A Hack’s Key Takeaways From The 2015 Edelman Trust Barometer (and how they apply to you and your business)

Businessman Brainstorming About Trust

The hack is me. Please: don’t get offended on my behalf. After all, my status as a hack allows me to pore over the information and stats in the latest Edelman Trust Barometer without vested interest. It also means that instead of being all serious and cerebral like, I can read it while wrapped in a blanket eating Starbursts and exclaiming “Whoa!” every couple of minutes.

Where I am not a hack is in my attitude towards trust. It is uncompromising, and I most definitely have a vested interest. My work has many paths, but they lead to the same destination: trust and connection. I am even cranking away in the background, writing a book about trust. So when this year’s Barometer was released a couple of weeks ago, I Buffered it with the words, “If you don’t know what [the Edelman Trust Barometer] is, really: stop faffing around”. If you’re not educating yourself on trust, you’re faffing. And if you think that trust is a fluffy and irrelevant concept, as Mike Lowe said of some leaders in his recent LinkedIn article, you’re a fool. Like I said: uncompromising.

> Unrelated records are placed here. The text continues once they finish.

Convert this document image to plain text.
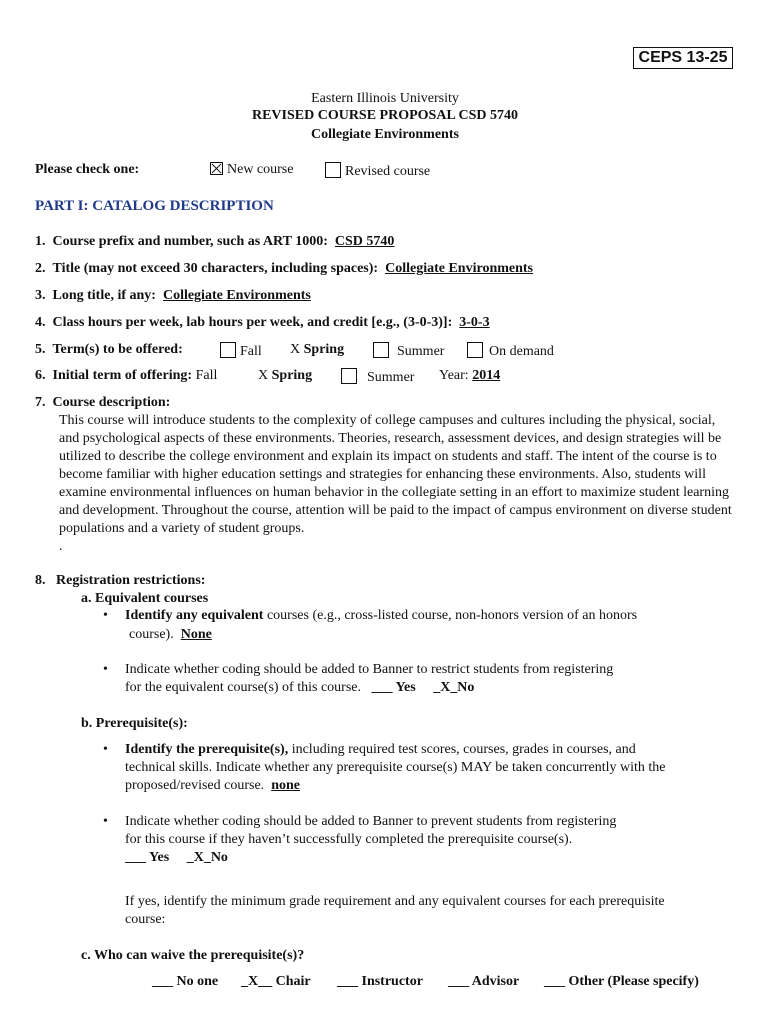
CEPS 13-25
Eastern Illinois University
REVISED COURSE PROPOSAL CSD 5740
Collegiate Environments
Please check one:	New course	Revised course
PART I: CATALOG DESCRIPTION
1. Course prefix and number, such as ART 1000: CSD 5740
2. Title (may not exceed 30 characters, including spaces): Collegiate Environments
3. Long title, if any: Collegiate Environments
4. Class hours per week, lab hours per week, and credit [e.g., (3-0-3)]: 3-0-3
5. Term(s) to be offered:	Fall X Spring	Summer	On demand
6. Initial term of offering: Fall	X Spring	Summer Year: 2014
7. Course description:
This course will introduce students to the complexity of college campuses and cultures including the physical, social, and psychological aspects of these environments. Theories, research, assessment devices, and design strategies will be utilized to describe the college environment and explain its impact on students and staff. The intent of the course is to become familiar with higher education settings and strategies for enhancing these environments. Also, students will examine environmental influences on human behavior in the collegiate setting in an effort to maximize student learning and development. Throughout the course, attention will be paid to the impact of campus environment on diverse student populations and a variety of student groups.
.
8. Registration restrictions:
a. Equivalent courses
• Identify any equivalent courses (e.g., cross-listed course, non-honors version of an honors
course). None
• Indicate whether coding should be added to Banner to restrict students from registering
for the equivalent course(s) of this course. ___ Yes _X_No
b. Prerequisite(s):
• Identify the prerequisite(s), including required test scores, courses, grades in courses, and
technical skills. Indicate whether any prerequisite course(s) MAY be taken concurrently with the
proposed/revised course. none
• Indicate whether coding should be added to Banner to prevent students from registering
for this course if they haven’t successfully completed the prerequisite course(s).
___ Yes _X_No
If yes, identify the minimum grade requirement and any equivalent courses for each prerequisite
course:
c. Who can waive the prerequisite(s)?
___ No one _X__ Chair ___ Instructor ___ Advisor ___ Other (Please specify)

Trust is, as trust authority Glen L. Urban once told me, currency. And if it isn’t for you, then it should be: predictions are that trust is fast becoming the biggest differentiator and therefore predictor of success and longevity. And this year’s Trust Barometer confirms that trusted businesses are rewarded: people buy more from them, pay more for those products and services, recommend them, share positive reviews of them online, defend them, and even buy shares in them.

Still: this year’s Barometer makes sobering reading. Edelman calls 2015 “The evaporation of trust”, with trust in the four institutions of business, NGOs, government, and media declining around the world. The number of trusting people is at an all-time (or at least, Edelman-time) low. Whoa, right?

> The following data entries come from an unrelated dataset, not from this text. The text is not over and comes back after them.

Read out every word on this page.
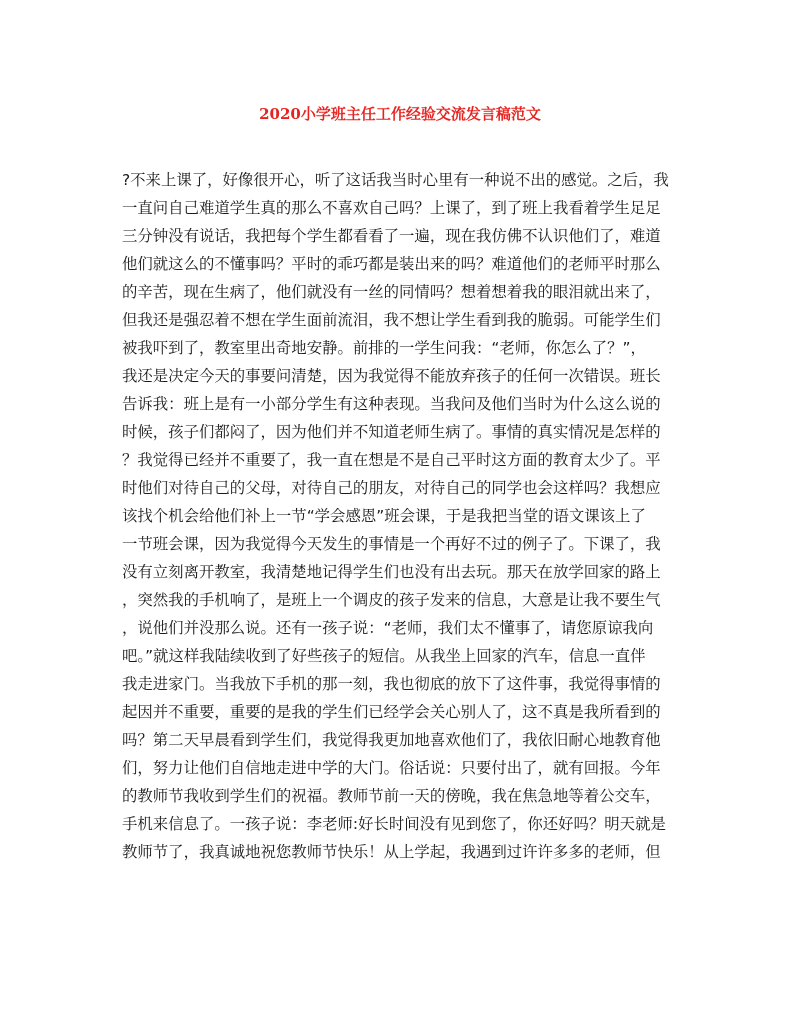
2020小学班主任工作经验交流发言稿范文
?不来上课了，好像很开心，听了这话我当时心里有一种说不出的感觉。之后，我
一直问自己难道学生真的那么不喜欢自己吗？上课了，到了班上我看着学生足足
三分钟没有说话，我把每个学生都看看了一遍，现在我仿佛不认识他们了，难道
他们就这么的不懂事吗？平时的乖巧都是装出来的吗？难道他们的老师平时那么
的辛苦，现在生病了，他们就没有一丝的同情吗？想着想着我的眼泪就出来了，
但我还是强忍着不想在学生面前流泪，我不想让学生看到我的脆弱。可能学生们
被我吓到了，教室里出奇地安静。前排的一学生问我：“老师，你怎么了？”，
我还是决定今天的事要问清楚，因为我觉得不能放弃孩子的任何一次错误。班长
告诉我：班上是有一小部分学生有这种表现。当我问及他们当时为什么这么说的
时候，孩子们都闷了，因为他们并不知道老师生病了。事情的真实情况是怎样的
？我觉得已经并不重要了，我一直在想是不是自己平时这方面的教育太少了。平
时他们对待自己的父母，对待自己的朋友，对待自己的同学也会这样吗？我想应
该找个机会给他们补上一节“学会感恩”班会课，于是我把当堂的语文课该上了
一节班会课，因为我觉得今天发生的事情是一个再好不过的例子了。下课了，我
没有立刻离开教室，我清楚地记得学生们也没有出去玩。那天在放学回家的路上
，突然我的手机响了，是班上一个调皮的孩子发来的信息，大意是让我不要生气
，说他们并没那么说。还有一孩子说：“老师，我们太不懂事了，请您原谅我向
吧。”就这样我陆续收到了好些孩子的短信。从我坐上回家的汽车，信息一直伴
我走进家门。当我放下手机的那一刻，我也彻底的放下了这件事，我觉得事情的
起因并不重要，重要的是我的学生们已经学会关心别人了，这不真是我所看到的
吗？第二天早晨看到学生们，我觉得我更加地喜欢他们了，我依旧耐心地教育他
们，努力让他们自信地走进中学的大门。俗话说：只要付出了，就有回报。今年
的教师节我收到学生们的祝福。教师节前一天的傍晚，我在焦急地等着公交车，
手机来信息了。一孩子说：李老师:好长时间没有见到您了，你还好吗？明天就是
教师节了，我真诚地祝您教师节快乐！从上学起，我遇到过许许多多的老师，但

There’s more: 60% of countries distrust media. By rather a huge margin, the most trusted source for general news and information – and the one people turn to first – is now the search engine. This is massive news for those of us actively engaged in getting informational content out into the world; it is a massive opportunity, but one that comes with massive responsibility. Crap content will not do, or the tide of trust will surely turn against us as it has against traditional media. Anyone tempted to put out crap content should look to traditional media as the cautionary dinosaur.

My next takeaways involve what the Barometer calls the key attributes of building trust, and they are possibly the most important takeaways from this year’s study.

There are 16 key attributes, grouped under five performance clusters. The most important are integrity and engagement. Excellent products and services are – shrug – only what the market expects these days, no less, and they’re not enough to create trust any more. If you’re going to be trusted, you had better make sure you have integrity, and that you engage, right? Except that businesses aren’t. These are the highest priorities for people, and yet businesses are under-performing in both of them. So the biggest opportunity for business in 2015 is building trust through integrity and engagement.

How?

Edelman proposes a three-step course of action:

  1. Solve
  2. Behave
  3. Engage

Solve reveals something hopeful and heartening about where the human race is headed: it’s no longer enough for institutions to make or provide profit. We are now asking that they actively engage in helping solve the world’s problems, and that their products and services contribute to the social good.

Behave is linked to leadership, culture, and conduct, and their ability to facilitate the kind of behaviour that earns and maintains trust.

Engage is, as always, about communication: creating a continuous, meaningful dialogue, sharing information, collaborating, listening, being transparent, and sharing stories that connect, reach, and touch.

Simple. Elegant. Something that even a hack wrapped in a blanket can appreciate and implement. Will you?